Calorie Restriction Benefits Arrive Very Rapidly
Researchers still don't have a complete and clear picture as to how calorie restriction extends life and produces considerable health benefits. At present the research consists of a large bucket of metabolic changes with varying confidence levels in their involvement as longevity-assurance mechanisms. Reduction in visceral fat tissue seems important, as does the chain of events that starts with sensing levels of methionine in the diet, and also upregulation of the cellular housekeeping processes of autophagy.
There is plenty of room yet to raise up previously unexamined changes to a greater level of importance, however, or to argue over which of the presently better known mechanisms provide a greater contribution to the end result. I expect this process of discovery and argument to continue: as this paper indicates, calorie restriction changes an enormous number of discrete elements of metabolism, and most of these elements interact with one another in complex ways within the vast network of change and feedback. There is more than enough work here for another generation of researchers.
Dietary restriction (DR) extends longevity and delays the occurrence and progression of age associated diseases in a range of organisms. The ubiquity of these effects suggests there should be conserved common molecular pathways underlying how animals slow aging in response to DR. Such mechanisms that might be elucidated in model organisms may therefore apply to mammals and even perhaps primates including humansOne approach to discover such underlying mechanisms of longevity assurance is to study age-dependent gene expression in DR relative to normal-diet animals. Perhaps unsurprisingly, a great many genes are seen to differ between these groups and it is likely that only a fraction of these actually participate in the mechanisms that directly confer longevity assurance.
The breadth of overall transcript changes in response to diet is illustrated by meta-analysis of publicly available transcriptional studies. [Researchers] compiled 40 DR gene expression cases in mouse and identified 12,214 differentially expressed genes. Fewer analyses of chronic differences between DR and normal food have been conducted with Drosophila. [Researchers] examined the chronic effect of DR with samples taken at six and eight different age points in the control and DR cohorts respectively over the course of their lifespan. This design identified 2,079 genes whose transcript abundance associated with adult diet.
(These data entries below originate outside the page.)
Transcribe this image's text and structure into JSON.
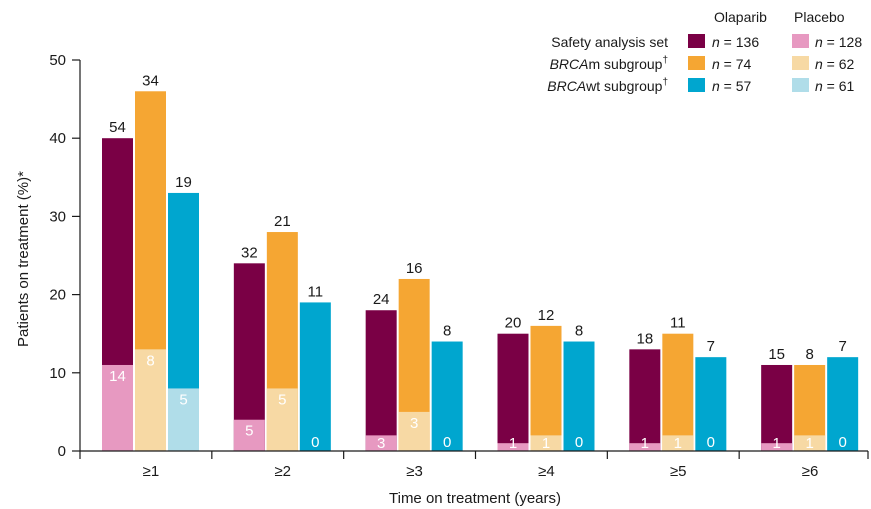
{
  "chart_data": {
    "type": "bar",
    "xlabel": "Time on treatment (years)",
    "ylabel": "Patients on treatment (%)*",
    "ylim": [
      0,
      50
    ],
    "yticks": [
      0,
      10,
      20,
      30,
      40,
      50
    ],
    "categories": [
      "≥1",
      "≥2",
      "≥3",
      "≥4",
      "≥5",
      "≥6"
    ],
    "grid": false,
    "legend_position": "top-right",
    "legend": {
      "group_headers": [
        "Olaparib",
        "Placebo"
      ],
      "rows": [
        {
          "label": "Safety analysis set",
          "olaparib_n": "n = 136",
          "placebo_n": "n = 128"
        },
        {
          "label_italic": "BRCA",
          "label_rest": "m subgroup",
          "label_sup": "†",
          "olaparib_n": "n = 74",
          "placebo_n": "n = 62"
        },
        {
          "label_italic": "BRCA",
          "label_rest": "wt subgroup",
          "label_sup": "†",
          "olaparib_n": "n = 57",
          "placebo_n": "n = 61"
        }
      ]
    },
    "series": [
      {
        "group": "Safety analysis set",
        "arm": "Olaparib",
        "color": "#7a0045",
        "values": [
          40,
          24,
          18,
          15,
          13,
          11
        ],
        "counts": [
          54,
          32,
          24,
          20,
          18,
          15
        ]
      },
      {
        "group": "BRCAm subgroup",
        "arm": "Olaparib",
        "color": "#f5a633",
        "values": [
          46,
          28,
          22,
          16,
          15,
          11
        ],
        "counts": [
          34,
          21,
          16,
          12,
          11,
          8
        ]
      },
      {
        "group": "BRCAwt subgroup",
        "arm": "Olaparib",
        "color": "#00a6cf",
        "values": [
          33,
          19,
          14,
          14,
          12,
          12
        ],
        "counts": [
          19,
          11,
          8,
          8,
          7,
          7
        ]
      },
      {
        "group": "Safety analysis set",
        "arm": "Placebo",
        "color": "#e799c1",
        "values": [
          11,
          4,
          2,
          1,
          1,
          1
        ],
        "counts": [
          14,
          5,
          3,
          1,
          1,
          1
        ]
      },
      {
        "group": "BRCAm subgroup",
        "arm": "Placebo",
        "color": "#f7d9a4",
        "values": [
          13,
          8,
          5,
          2,
          2,
          2
        ],
        "counts": [
          8,
          5,
          3,
          1,
          1,
          1
        ]
      },
      {
        "group": "BRCAwt subgroup",
        "arm": "Placebo",
        "color": "#b0dde9",
        "values": [
          8,
          0,
          0,
          0,
          0,
          0
        ],
        "counts": [
          5,
          0,
          0,
          0,
          0,
          0
        ]
      }
    ]
  }
}
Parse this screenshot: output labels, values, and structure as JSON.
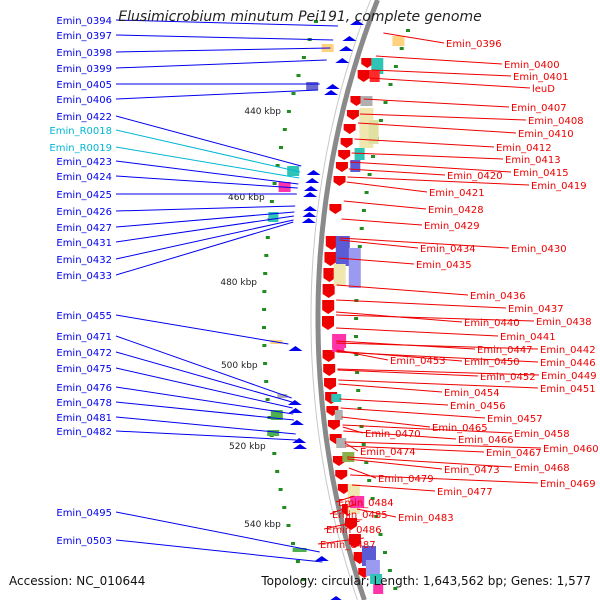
{
  "title": "Elusimicrobium minutum Pei191, complete genome",
  "footer": {
    "accession": "Accession: NC_010644",
    "summary": "Topology: circular; Length: 1,643,562 bp; Genes: 1,577"
  },
  "colors": {
    "plus_strand": "#0000ee",
    "minus_strand": "#ee0000",
    "rna": "#00b7d4",
    "ticks": "#228b22"
  },
  "scale_labels": [
    "440 kbp",
    "460 kbp",
    "480 kbp",
    "500 kbp",
    "520 kbp",
    "540 kbp"
  ],
  "left_labels": [
    {
      "id": "Emin_0394",
      "type": "cds"
    },
    {
      "id": "Emin_0397",
      "type": "cds"
    },
    {
      "id": "Emin_0398",
      "type": "cds"
    },
    {
      "id": "Emin_0399",
      "type": "cds"
    },
    {
      "id": "Emin_0405",
      "type": "cds"
    },
    {
      "id": "Emin_0406",
      "type": "cds"
    },
    {
      "id": "Emin_0422",
      "type": "cds"
    },
    {
      "id": "Emin_R0018",
      "type": "rna"
    },
    {
      "id": "Emin_R0019",
      "type": "rna"
    },
    {
      "id": "Emin_0423",
      "type": "cds"
    },
    {
      "id": "Emin_0424",
      "type": "cds"
    },
    {
      "id": "Emin_0425",
      "type": "cds"
    },
    {
      "id": "Emin_0426",
      "type": "cds"
    },
    {
      "id": "Emin_0427",
      "type": "cds"
    },
    {
      "id": "Emin_0431",
      "type": "cds"
    },
    {
      "id": "Emin_0432",
      "type": "cds"
    },
    {
      "id": "Emin_0433",
      "type": "cds"
    },
    {
      "id": "Emin_0455",
      "type": "cds"
    },
    {
      "id": "Emin_0471",
      "type": "cds"
    },
    {
      "id": "Emin_0472",
      "type": "cds"
    },
    {
      "id": "Emin_0475",
      "type": "cds"
    },
    {
      "id": "Emin_0476",
      "type": "cds"
    },
    {
      "id": "Emin_0478",
      "type": "cds"
    },
    {
      "id": "Emin_0481",
      "type": "cds"
    },
    {
      "id": "Emin_0482",
      "type": "cds"
    },
    {
      "id": "Emin_0495",
      "type": "cds"
    },
    {
      "id": "Emin_0503",
      "type": "cds"
    }
  ],
  "right_labels": [
    "Emin_0396",
    "Emin_0400",
    "Emin_0401",
    "leuD",
    "Emin_0407",
    "Emin_0408",
    "Emin_0410",
    "Emin_0412",
    "Emin_0413",
    "Emin_0415",
    "Emin_0419",
    "Emin_0420",
    "Emin_0421",
    "Emin_0428",
    "Emin_0429",
    "Emin_0430",
    "Emin_0434",
    "Emin_0435",
    "Emin_0436",
    "Emin_0437",
    "Emin_0438",
    "Emin_0440",
    "Emin_0441",
    "Emin_0442",
    "Emin_0446",
    "Emin_0447",
    "Emin_0449",
    "Emin_0450",
    "Emin_0451",
    "Emin_0452",
    "Emin_0453",
    "Emin_0454",
    "Emin_0456",
    "Emin_0457",
    "Emin_0458",
    "Emin_0460",
    "Emin_0465",
    "Emin_0466",
    "Emin_0467",
    "Emin_0468",
    "Emin_0469",
    "Emin_0470",
    "Emin_0473",
    "Emin_0474",
    "Emin_0477",
    "Emin_0479",
    "Emin_0483",
    "Emin_0484",
    "Emin_0485",
    "Emin_0486",
    "Emin_0487"
  ]
}
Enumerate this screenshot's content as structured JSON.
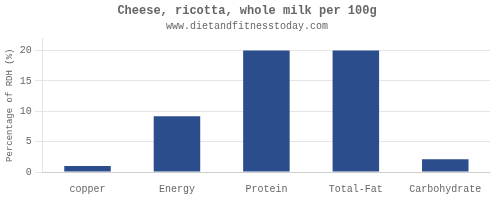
{
  "chart_data": {
    "type": "bar",
    "title": "Cheese, ricotta, whole milk per 100g",
    "subtitle": "www.dietandfitnesstoday.com",
    "categories": [
      "copper",
      "Energy",
      "Protein",
      "Total-Fat",
      "Carbohydrate"
    ],
    "values": [
      1,
      9.2,
      20,
      20,
      2.1
    ],
    "color": "#2b4d8c",
    "ylabel": "Percentage of RDH (%)",
    "ylim": [
      0,
      22
    ],
    "yticks": [
      0,
      5,
      10,
      15,
      20
    ],
    "grid": true
  }
}
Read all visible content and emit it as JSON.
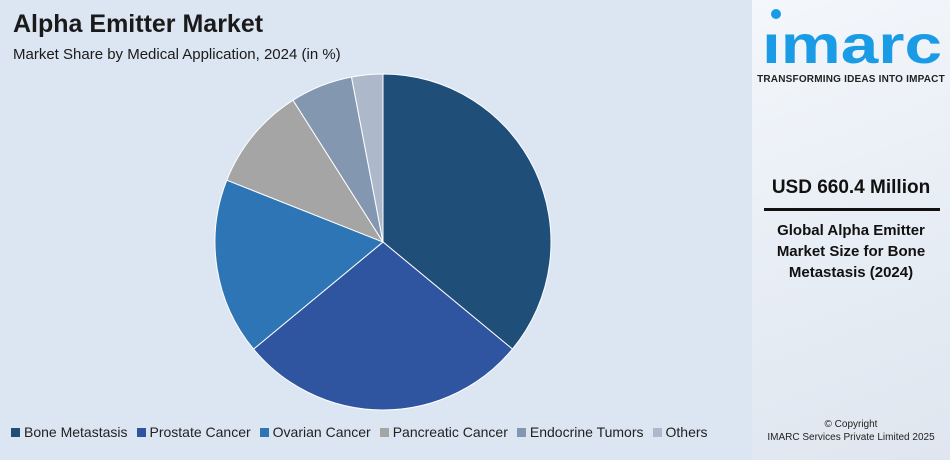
{
  "chart_data": {
    "type": "pie",
    "title": "Alpha Emitter Market",
    "subtitle": "Market Share by Medical Application, 2024 (in %)",
    "categories": [
      "Bone Metastasis",
      "Prostate Cancer",
      "Ovarian Cancer",
      "Pancreatic Cancer",
      "Endocrine Tumors",
      "Others"
    ],
    "values": [
      36,
      28,
      17,
      10,
      6,
      3
    ],
    "colors": [
      "#1f4e79",
      "#2f55a0",
      "#2e75b6",
      "#a5a5a5",
      "#8497b0",
      "#adb9ca"
    ],
    "legend_position": "bottom"
  },
  "sidebar": {
    "logo_text": "imarc",
    "tagline": "TRANSFORMING IDEAS INTO IMPACT",
    "value": "USD 660.4 Million",
    "description": "Global Alpha Emitter Market Size for Bone Metastasis (2024)",
    "copyright_line1": "© Copyright",
    "copyright_line2": "IMARC Services Private Limited 2025",
    "brand_color": "#1a9be6"
  }
}
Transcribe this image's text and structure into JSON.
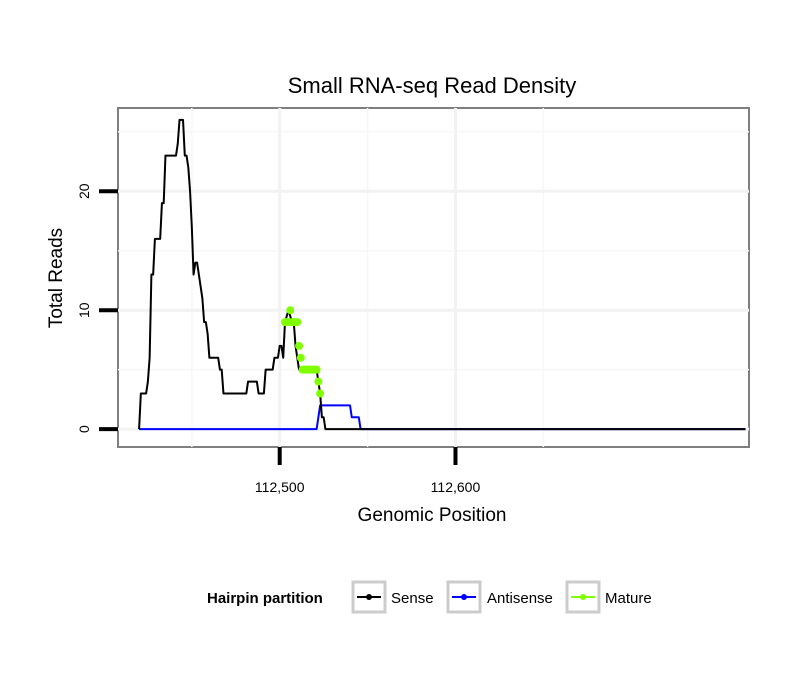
{
  "chart_data": {
    "type": "line",
    "title": "Small RNA-seq Read Density",
    "xlabel": "Genomic Position",
    "ylabel": "Total Reads",
    "xlim": [
      112408,
      112767
    ],
    "ylim": [
      -1.5,
      27
    ],
    "x_ticks": [
      112500,
      112600
    ],
    "x_tick_labels": [
      "112,500",
      "112,600"
    ],
    "y_ticks": [
      0,
      10,
      20
    ],
    "y_tick_labels": [
      "0",
      "10",
      "20"
    ],
    "grid": true,
    "legend": {
      "title": "Hairpin partition",
      "position": "bottom",
      "entries": [
        "Sense",
        "Antisense",
        "Mature"
      ]
    },
    "colors": {
      "Sense": "#000000",
      "Antisense": "#0000ff",
      "Mature": "#7fff00"
    },
    "series": [
      {
        "name": "Sense",
        "points": [
          [
            112420,
            0
          ],
          [
            112421,
            3
          ],
          [
            112424,
            3
          ],
          [
            112425,
            4
          ],
          [
            112426,
            6
          ],
          [
            112427,
            13
          ],
          [
            112428,
            13
          ],
          [
            112429,
            16
          ],
          [
            112432,
            16
          ],
          [
            112433,
            19
          ],
          [
            112434,
            19
          ],
          [
            112435,
            23
          ],
          [
            112441,
            23
          ],
          [
            112442,
            24
          ],
          [
            112443,
            26
          ],
          [
            112445,
            26
          ],
          [
            112446,
            23
          ],
          [
            112447,
            23
          ],
          [
            112448,
            22
          ],
          [
            112449,
            20
          ],
          [
            112450,
            17
          ],
          [
            112451,
            13
          ],
          [
            112452,
            14
          ],
          [
            112453,
            14
          ],
          [
            112454,
            13
          ],
          [
            112456,
            11
          ],
          [
            112457,
            9
          ],
          [
            112458,
            9
          ],
          [
            112459,
            8
          ],
          [
            112460,
            6
          ],
          [
            112465,
            6
          ],
          [
            112466,
            5
          ],
          [
            112467,
            5
          ],
          [
            112468,
            3
          ],
          [
            112481,
            3
          ],
          [
            112482,
            4
          ],
          [
            112487,
            4
          ],
          [
            112488,
            3
          ],
          [
            112491,
            3
          ],
          [
            112492,
            5
          ],
          [
            112496,
            5
          ],
          [
            112497,
            6
          ],
          [
            112499,
            6
          ],
          [
            112500,
            7
          ],
          [
            112501,
            7
          ],
          [
            112502,
            6
          ],
          [
            112503,
            9
          ],
          [
            112505,
            10
          ],
          [
            112507,
            9
          ],
          [
            112508,
            9
          ],
          [
            112509,
            7
          ],
          [
            112510,
            6
          ],
          [
            112511,
            5
          ],
          [
            112521,
            5
          ],
          [
            112522,
            4
          ],
          [
            112523,
            3
          ],
          [
            112524,
            1
          ],
          [
            112525,
            1
          ],
          [
            112526,
            0
          ],
          [
            112765,
            0
          ]
        ]
      },
      {
        "name": "Antisense",
        "points": [
          [
            112420,
            0
          ],
          [
            112521,
            0
          ],
          [
            112523,
            2
          ],
          [
            112540,
            2
          ],
          [
            112541,
            1
          ],
          [
            112545,
            1
          ],
          [
            112546,
            0
          ],
          [
            112765,
            0
          ]
        ]
      },
      {
        "name": "Mature",
        "points": [
          [
            112503,
            9
          ],
          [
            112504,
            9
          ],
          [
            112505,
            9
          ],
          [
            112506,
            10
          ],
          [
            112507,
            9
          ],
          [
            112508,
            9
          ],
          [
            112509,
            9
          ],
          [
            112510,
            9
          ],
          [
            112511,
            7
          ],
          [
            112512,
            6
          ],
          [
            112513,
            5
          ],
          [
            112514,
            5
          ],
          [
            112515,
            5
          ],
          [
            112516,
            5
          ],
          [
            112517,
            5
          ],
          [
            112518,
            5
          ],
          [
            112519,
            5
          ],
          [
            112520,
            5
          ],
          [
            112521,
            5
          ],
          [
            112522,
            4
          ],
          [
            112523,
            3
          ]
        ]
      }
    ]
  }
}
Besides rapidly adjusting transcript profiles to acute changes in diet, diet switches rapidly alter age-specific mortality. When switched from protein to non-protein diets, the age-specific mortality of formally protein-fed adults quickly adopts the mortality rate and trajectory of a continuously non-protein-fed cohort. Remarkably, when flies are shifted from a rich diet to just a relatively restricted diet, within days the cohort adopts the same trajectory of low age-specific of adults continuously maintained on restricted diet (and vice versa for cohorts switched from restricted to rich diets). These observations suggest that the molecular, cellular and physiological changes caused by DR to extend lifespan must occur within a short time frame after adults experience an alternative diet.